The answer is simple. It is all those “other” programs running in your system that are causing all the pain. In the simple code we ran, the operating system might interrupt our code and hand control to a totally different program, one that consumes a bunch of cycles to get done. If this happens, the count we finally get will be totally wrong. Is there any way to avoid this problem?

Note

Probably, the master of this kind of timing is Agner Fog (AgnerFog) who has worked very hard to produce accurate timing data for a bunch of processors. The code he uses is available from his web site.

In order to do this job accurately, we have to force the operating system to stop interrupting our job, and deal with a number of internal issues such as the systems ability to do a form of parallel processing as it processes individual instructions. Rather than go through all of that now, I will refer you to Agner’s website, and we will use his data as a source for the number of cycles each instruction takes to complete. We will use our RDTSC routine when we need to do timing calculations in our example code.

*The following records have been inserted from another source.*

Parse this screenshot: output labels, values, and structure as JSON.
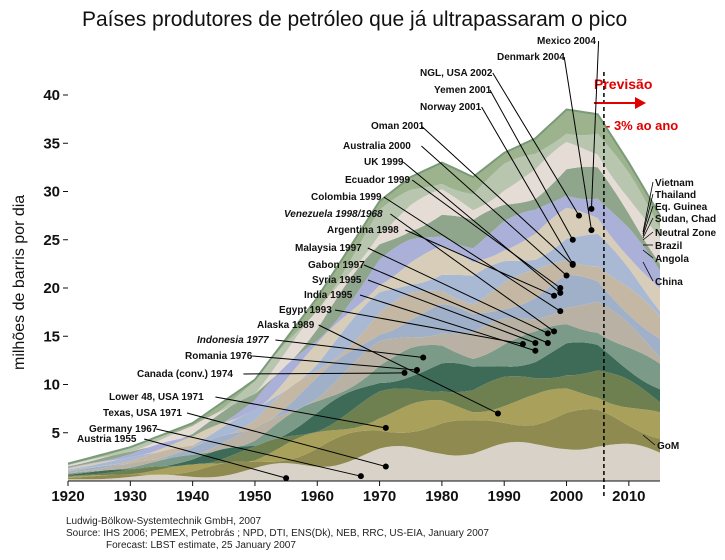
{
  "chart_data": {
    "type": "area",
    "title": "Países produtores de petróleo que já ultrapassaram o pico",
    "ylabel": "milhões de barris por dia",
    "xlim": [
      1920,
      2015
    ],
    "ylim": [
      0,
      40
    ],
    "x_ticks": [
      1920,
      1930,
      1940,
      1950,
      1960,
      1970,
      1980,
      1990,
      2000,
      2010
    ],
    "y_ticks": [
      5,
      10,
      15,
      20,
      25,
      30,
      35,
      40
    ],
    "forecast": {
      "label": "Previsão",
      "rate": "- 3% ao ano",
      "start_year": 2006,
      "color": "#e00000"
    },
    "x": [
      1920,
      1930,
      1940,
      1950,
      1960,
      1970,
      1975,
      1980,
      1985,
      1990,
      1995,
      2000,
      2005,
      2010,
      2015
    ],
    "total_envelope": [
      1.8,
      3.5,
      6.0,
      10.5,
      19.0,
      29.0,
      31.5,
      33.0,
      31.5,
      34.0,
      35.5,
      38.5,
      38.0,
      33.0,
      27.5
    ],
    "peak_annotations": [
      {
        "label": "Mexico 2004",
        "year": 2004,
        "y": 28.2
      },
      {
        "label": "Denmark 2004",
        "year": 2004,
        "y": 26.0
      },
      {
        "label": "NGL, USA 2002",
        "year": 2002,
        "y": 27.5
      },
      {
        "label": "Yemen 2001",
        "year": 2001,
        "y": 25.0
      },
      {
        "label": "Norway 2001",
        "year": 2001,
        "y": 22.5
      },
      {
        "label": "Oman 2001",
        "year": 2001,
        "y": 22.4
      },
      {
        "label": "Australia 2000",
        "year": 2000,
        "y": 21.3
      },
      {
        "label": "UK 1999",
        "year": 1999,
        "y": 19.5
      },
      {
        "label": "Ecuador 1999",
        "year": 1999,
        "y": 20.0
      },
      {
        "label": "Colombia 1999",
        "year": 1999,
        "y": 17.6
      },
      {
        "label": "Venezuela 1998/1968",
        "year": 1998,
        "y": 15.5,
        "italic": true
      },
      {
        "label": "Argentina 1998",
        "year": 1998,
        "y": 19.2
      },
      {
        "label": "Malaysia 1997",
        "year": 1997,
        "y": 15.3
      },
      {
        "label": "Gabon 1997",
        "year": 1997,
        "y": 14.3
      },
      {
        "label": "Syria 1995",
        "year": 1995,
        "y": 14.3
      },
      {
        "label": "India 1995",
        "year": 1995,
        "y": 13.5
      },
      {
        "label": "Egypt 1993",
        "year": 1993,
        "y": 14.2
      },
      {
        "label": "Alaska 1989",
        "year": 1989,
        "y": 7.0
      },
      {
        "label": "Indonesia 1977",
        "year": 1977,
        "y": 12.8,
        "italic": true
      },
      {
        "label": "Romania 1976",
        "year": 1976,
        "y": 11.5
      },
      {
        "label": "Canada (conv.) 1974",
        "year": 1974,
        "y": 11.2
      },
      {
        "label": "Lower 48, USA  1971",
        "year": 1971,
        "y": 5.5
      },
      {
        "label": "Texas, USA 1971",
        "year": 1971,
        "y": 1.5
      },
      {
        "label": "Germany 1967",
        "year": 1967,
        "y": 0.5
      },
      {
        "label": "Austria 1955",
        "year": 1955,
        "y": 0.3
      }
    ],
    "right_labels": [
      "Vietnam",
      "Thailand",
      "Eq. Guinea",
      "Sudan, Chad",
      "Neutral Zone",
      "Brazil",
      "Angola",
      "China",
      "GoM"
    ]
  },
  "footer": {
    "line1": "Ludwig-Bölkow-Systemtechnik GmbH, 2007",
    "line2": "Source: IHS 2006; PEMEX, Petrobrás ;  NPD, DTI, ENS(Dk), NEB, RRC, US-EIA, January 2007",
    "line3": "Forecast: LBST estimate, 25 January 2007"
  }
}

Checking Your System Clock

Using the RDTSC routine we presented, we can get the frequency of our system clock with reasonable accuracy using this code:

freq.c
 1
 2
 3
 4
 5
 6
 7
 8
 9
10
11
#include <stdio.h>

#include "rdtsc.h"

int main(void) {
    unsigned long long int start, stop;    
    start = rdtsc();
    sleep(1);
    stop = rdtsc();    
    printf("clock frequency = %llu\n", stop - start);
}

This routine assumes that the system sleep command, which uses the CTC counter to do its job, is accurate enough to actually stall the program for exactly one second. On my system, this is what I got:

gcc -o freq freq.c rdtsc.c
./freq
clock frequency = 2641482962

According to Apple, my MacBook Pro is running at 2.7GHz, which is close enough for me.

The Makefile

Just to complete this lecture, here is a Makefile that will build all the code.

Makefile
 1
 2
 3
 4
 5
 6
 7
 8
 9
10
11
12
13
14
15
16
17
18
19
20
21
FILES = test_mov.c test_mov2.c rdtsc.c freq.c
EXECS = test_mov test_mov2 freq

OBJS	= $(FILES:.c=.o)

all: $(EXECS)

test_mov:	$(OBJS)
	gcc -o $@ test_mov.o rdtsc.o

test_mov2:	$(OBJS)
	gcc -o $@ test_mov2.o rdtsc.o

freq:	$(OBJS)
	gcc -o $@ freq.o rdtsc.o

%.o:	%.c
	gcc -c -o $@ $<

clean:
	rm -f $(EXECS) $(OBJS)

What to Turn In

Obviously, you do not need to create any new code for this project, but you do need to set up this experiment and see what you get on your development machine. To complete the homework, just record your results in a text file and include that in your homework repo. Be sure to run the instruction timing code a few times to see how it varies.